Python 并发编程：threading、asyncio 与多进程，选型不再纠结

最新推荐文章于 2026-06-28 21:35:05 发布

原创最新推荐文章于 2026-06-28 21:35:05 发布 · 154 阅读

3 ·

本内容遵循CC 4.0 BY-SA版权协议

GEO检测

标签

#rust #github #python

Python 并发编程：threading、asyncio 与多进程，选型不再纠结

cover

一、并发场景下的 Python 困境：GIL 之痛与 IO 瓶颈

Python 的并发编程一直是个让人头疼的话题。GIL（全局解释器锁）的存在，让多线程在 CPU 密集型任务面前几乎无用武之地。但 Python 在 IO 密集型场景下依然有大量并发需求：网络请求、数据库查询、文件读写。选错并发模型，轻则性能上不去，重则死锁、资源泄漏、调试到崩溃。

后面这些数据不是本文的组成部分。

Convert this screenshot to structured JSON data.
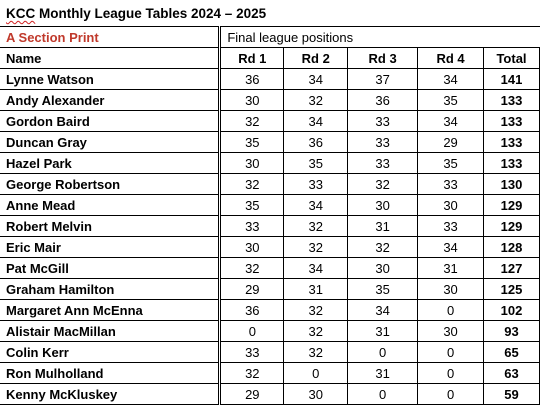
{
  "title_prefix": "KCC",
  "title_rest": " Monthly League Tables 2024 – 2025",
  "section_label": "A Section Print",
  "subtitle": "Final league positions",
  "headers": {
    "name": "Name",
    "rd1": "Rd 1",
    "rd2": "Rd 2",
    "rd3": "Rd 3",
    "rd4": "Rd 4",
    "total": "Total"
  },
  "rows": [
    {
      "name": "Lynne Watson",
      "rd1": "36",
      "rd2": "34",
      "rd3": "37",
      "rd4": "34",
      "total": "141"
    },
    {
      "name": "Andy Alexander",
      "rd1": "30",
      "rd2": "32",
      "rd3": "36",
      "rd4": "35",
      "total": "133"
    },
    {
      "name": "Gordon Baird",
      "rd1": "32",
      "rd2": "34",
      "rd3": "33",
      "rd4": "34",
      "total": "133"
    },
    {
      "name": "Duncan Gray",
      "rd1": "35",
      "rd2": "36",
      "rd3": "33",
      "rd4": "29",
      "total": "133"
    },
    {
      "name": "Hazel Park",
      "rd1": "30",
      "rd2": "35",
      "rd3": "33",
      "rd4": "35",
      "total": "133"
    },
    {
      "name": "George Robertson",
      "rd1": "32",
      "rd2": "33",
      "rd3": "32",
      "rd4": "33",
      "total": "130"
    },
    {
      "name": "Anne Mead",
      "rd1": "35",
      "rd2": "34",
      "rd3": "30",
      "rd4": "30",
      "total": "129"
    },
    {
      "name": "Robert Melvin",
      "rd1": "33",
      "rd2": "32",
      "rd3": "31",
      "rd4": "33",
      "total": "129"
    },
    {
      "name": "Eric Mair",
      "rd1": "30",
      "rd2": "32",
      "rd3": "32",
      "rd4": "34",
      "total": "128"
    },
    {
      "name": "Pat McGill",
      "rd1": "32",
      "rd2": "34",
      "rd3": "30",
      "rd4": "31",
      "total": "127"
    },
    {
      "name": "Graham Hamilton",
      "rd1": "29",
      "rd2": "31",
      "rd3": "35",
      "rd4": "30",
      "total": "125"
    },
    {
      "name": "Margaret Ann McEnna",
      "rd1": "36",
      "rd2": "32",
      "rd3": "34",
      "rd4": "0",
      "total": "102"
    },
    {
      "name": "Alistair MacMillan",
      "rd1": "0",
      "rd2": "32",
      "rd3": "31",
      "rd4": "30",
      "total": "93"
    },
    {
      "name": "Colin Kerr",
      "rd1": "33",
      "rd2": "32",
      "rd3": "0",
      "rd4": "0",
      "total": "65"
    },
    {
      "name": "Ron Mulholland",
      "rd1": "32",
      "rd2": "0",
      "rd3": "31",
      "rd4": "0",
      "total": "63"
    },
    {
      "name": "Kenny McKluskey",
      "rd1": "29",
      "rd2": "30",
      "rd3": "0",
      "rd4": "0",
      "total": "59"
    }
  ]
}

生产环境里常见的坑：用 threading 写爬虫，线程数一上去就频繁上下文切换，性能反而下降；用 asyncio 改写，结果第三方库不支持协程，到处 run_in_executor，代码比多线程版本还复杂；用 multiprocessing 跑计算任务，进程间通信的开销比计算本身还大。

这些问题的根源不是 Python 的并发模型不好，而是没有根据任务特征选对模型。IO 密集型、CPU 密集型、混合型——每种场景都有最优解，但前提是你得理解底层机制。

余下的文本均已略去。